Gemäß § 2 Abs. 1 lit. a Familienlastenausgleichsgesetz 1967 (FLAG 1967) haben Anspruch auf Familienbeihilfe Personen, die im Bundesgebiet einen Wohnsitz oder ihren gewöhnlichen Aufenthalt haben, für minderjährige Kinder.
Gemäß § 2 Abs. 2 FLAG 1967 hat Anspruch auf Familienbeihilfe für ein im Abs. 1 genanntes Kind die Person, zu deren Haushalt das Kind gehört. Eine Person, zu deren Haushalt das Kind nicht gehört, die jedoch die Unterhaltskosten für das Kind überwiegend trägt, hat dann Anspruch auf Familienbeihilfe, wenn keine andere Person nach dem ersten Satz anspruchsberechtigt ist.

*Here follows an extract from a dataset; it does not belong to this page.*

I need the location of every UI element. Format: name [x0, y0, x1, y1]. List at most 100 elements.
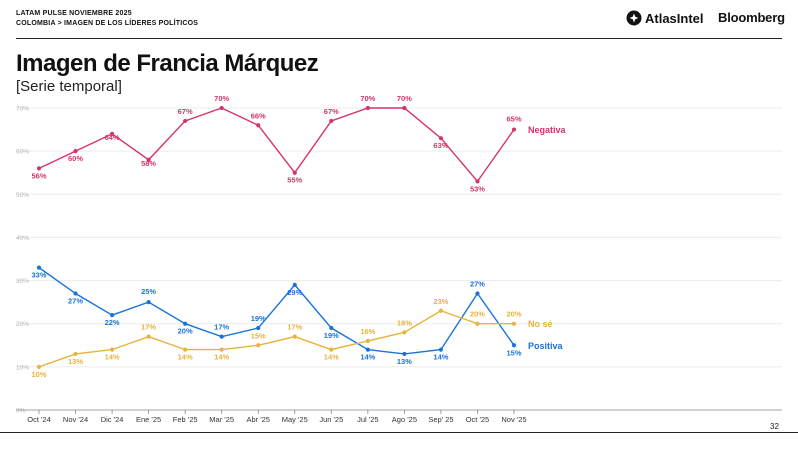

Gemäß § 2 Abs. 5 FLAG 1967 gehört ein Kind dann zum Haushalt einer Person, wenn es bei einheitlicher Wirtschaftsführung eine Wohnung mit dieser Person teilt. Die Haushaltszugehörigkeit gilt nicht als aufgehoben, wenn
a) sich das Kind nur vorübergehend außerhalb der gemeinsamen Wohnung aufhält,
b) das Kind für Zwecke der Berufsausübung notwendigerweise am Ort oder in der Nähe des Ortes der Berufsausübung eine Zweitunterkunft bewohnt,
c) sich das Kind wegen eines Leidens oder Gebrechens nicht nur vorübergehend in Anstaltspflege befindet, wenn die Person zu den Kosten des Unterhalts mindestens in Höhe der Familienbeihilfe für ein Kind beiträgt; handelt es sich um ein erheblich behindertes Kind, erhöht sich dieser Betrag um den Erhöhungsbetrag für ein erheblich behindertes Kind (§ 8 Abs. 4).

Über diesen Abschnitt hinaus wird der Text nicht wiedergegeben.